Blueberry Cardamom Whole Wheat Pancakes
Servings: 4
Serving Nutrition:  345 calories, 12 g protein, 15.3 g fat, 798 mg sodium, 6.4 g fiber, 42.3 g carbohydrates
Ingredients
1 cup whole wheat flour
1/2 cup almond flour
1 Tbsp baking powder
1/2 tsp salt
1/2 tsp ground cinnamon
1 tsp cardamom
2 Tbsp sugar
1 tsp vanilla extract
1 egg
1 heaping Tbsp plain Greek yogurt
1 1/4 cup milk
2 Tbsp melted butter
1 cup blueberries

Directions
1. Mix flour, baking powder, salt, cinnamon, and cardamom in one bowl.
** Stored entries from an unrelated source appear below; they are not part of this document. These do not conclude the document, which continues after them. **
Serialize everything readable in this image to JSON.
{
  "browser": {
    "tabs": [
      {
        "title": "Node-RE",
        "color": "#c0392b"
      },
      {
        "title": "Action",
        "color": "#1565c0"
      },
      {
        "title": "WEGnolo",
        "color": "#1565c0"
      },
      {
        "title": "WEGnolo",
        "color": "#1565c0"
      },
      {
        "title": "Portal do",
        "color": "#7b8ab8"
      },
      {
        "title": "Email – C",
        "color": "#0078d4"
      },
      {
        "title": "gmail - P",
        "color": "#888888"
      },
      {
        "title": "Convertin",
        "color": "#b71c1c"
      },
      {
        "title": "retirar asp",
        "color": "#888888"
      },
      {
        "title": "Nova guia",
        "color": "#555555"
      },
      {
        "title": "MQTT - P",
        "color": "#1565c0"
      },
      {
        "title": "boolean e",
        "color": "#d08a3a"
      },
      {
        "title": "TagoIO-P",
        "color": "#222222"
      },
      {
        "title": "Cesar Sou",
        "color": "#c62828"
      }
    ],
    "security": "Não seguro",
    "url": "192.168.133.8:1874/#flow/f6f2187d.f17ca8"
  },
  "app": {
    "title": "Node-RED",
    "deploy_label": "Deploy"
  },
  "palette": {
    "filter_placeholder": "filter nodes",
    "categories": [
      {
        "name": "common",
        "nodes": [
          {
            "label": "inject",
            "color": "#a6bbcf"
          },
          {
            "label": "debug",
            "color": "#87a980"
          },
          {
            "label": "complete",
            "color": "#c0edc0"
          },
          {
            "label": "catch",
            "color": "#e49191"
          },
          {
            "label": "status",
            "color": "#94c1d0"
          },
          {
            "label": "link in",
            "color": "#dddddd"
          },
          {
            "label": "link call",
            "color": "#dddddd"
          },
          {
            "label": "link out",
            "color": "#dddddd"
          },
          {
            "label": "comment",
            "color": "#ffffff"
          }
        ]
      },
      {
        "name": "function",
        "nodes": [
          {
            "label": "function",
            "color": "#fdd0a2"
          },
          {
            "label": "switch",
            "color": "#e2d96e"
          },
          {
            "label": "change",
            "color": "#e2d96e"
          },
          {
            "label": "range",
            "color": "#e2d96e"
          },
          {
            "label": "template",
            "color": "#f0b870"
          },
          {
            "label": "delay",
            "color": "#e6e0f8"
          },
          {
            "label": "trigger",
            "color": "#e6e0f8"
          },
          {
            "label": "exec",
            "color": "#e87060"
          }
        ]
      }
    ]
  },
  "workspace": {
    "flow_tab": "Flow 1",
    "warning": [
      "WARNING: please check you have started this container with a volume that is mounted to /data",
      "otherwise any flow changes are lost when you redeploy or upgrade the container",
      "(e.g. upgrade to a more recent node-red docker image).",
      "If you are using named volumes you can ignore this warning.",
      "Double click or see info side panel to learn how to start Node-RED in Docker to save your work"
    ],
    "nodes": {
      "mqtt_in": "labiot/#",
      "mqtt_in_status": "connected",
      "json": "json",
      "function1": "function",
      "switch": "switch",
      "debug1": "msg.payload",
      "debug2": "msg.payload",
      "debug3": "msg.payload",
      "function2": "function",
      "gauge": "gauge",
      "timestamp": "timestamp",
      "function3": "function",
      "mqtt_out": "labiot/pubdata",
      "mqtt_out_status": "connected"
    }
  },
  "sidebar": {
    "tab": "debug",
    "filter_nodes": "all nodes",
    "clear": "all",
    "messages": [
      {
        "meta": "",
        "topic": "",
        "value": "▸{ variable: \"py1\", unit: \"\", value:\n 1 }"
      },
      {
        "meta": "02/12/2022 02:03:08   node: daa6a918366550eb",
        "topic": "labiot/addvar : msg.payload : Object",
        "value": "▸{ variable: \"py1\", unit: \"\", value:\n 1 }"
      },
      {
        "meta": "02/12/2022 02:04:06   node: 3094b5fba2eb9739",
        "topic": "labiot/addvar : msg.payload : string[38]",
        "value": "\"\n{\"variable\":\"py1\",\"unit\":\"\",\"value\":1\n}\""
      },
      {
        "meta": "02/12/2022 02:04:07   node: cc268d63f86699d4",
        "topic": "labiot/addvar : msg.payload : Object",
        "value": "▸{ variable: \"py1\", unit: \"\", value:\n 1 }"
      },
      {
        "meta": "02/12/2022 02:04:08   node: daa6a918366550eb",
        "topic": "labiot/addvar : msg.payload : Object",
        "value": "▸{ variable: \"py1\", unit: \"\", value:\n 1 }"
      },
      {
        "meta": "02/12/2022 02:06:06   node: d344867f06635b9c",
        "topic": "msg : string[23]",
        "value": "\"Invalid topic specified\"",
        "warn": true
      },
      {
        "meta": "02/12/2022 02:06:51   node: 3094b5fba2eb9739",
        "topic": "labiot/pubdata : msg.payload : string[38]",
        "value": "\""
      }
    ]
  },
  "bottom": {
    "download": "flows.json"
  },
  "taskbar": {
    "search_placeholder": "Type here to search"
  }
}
2. Mix remaining ingredients (except blueberries) in a separate bowl.
3. Stir wet ingredients into dry ingredients until dry ingredients are all mixed in but small lumps remain in batter.
4. Fold blueberries into batter.
5. Heat non-stick skillet over medium heat.
6. Scoop small amounts of batter onto skillet at a time and cook for about 2-3 minutes, or until the edges start to set, flip and cook the other side for a couple of minutes. Both sides should be golden brown.
7. Serve with your choice of toppings and devour!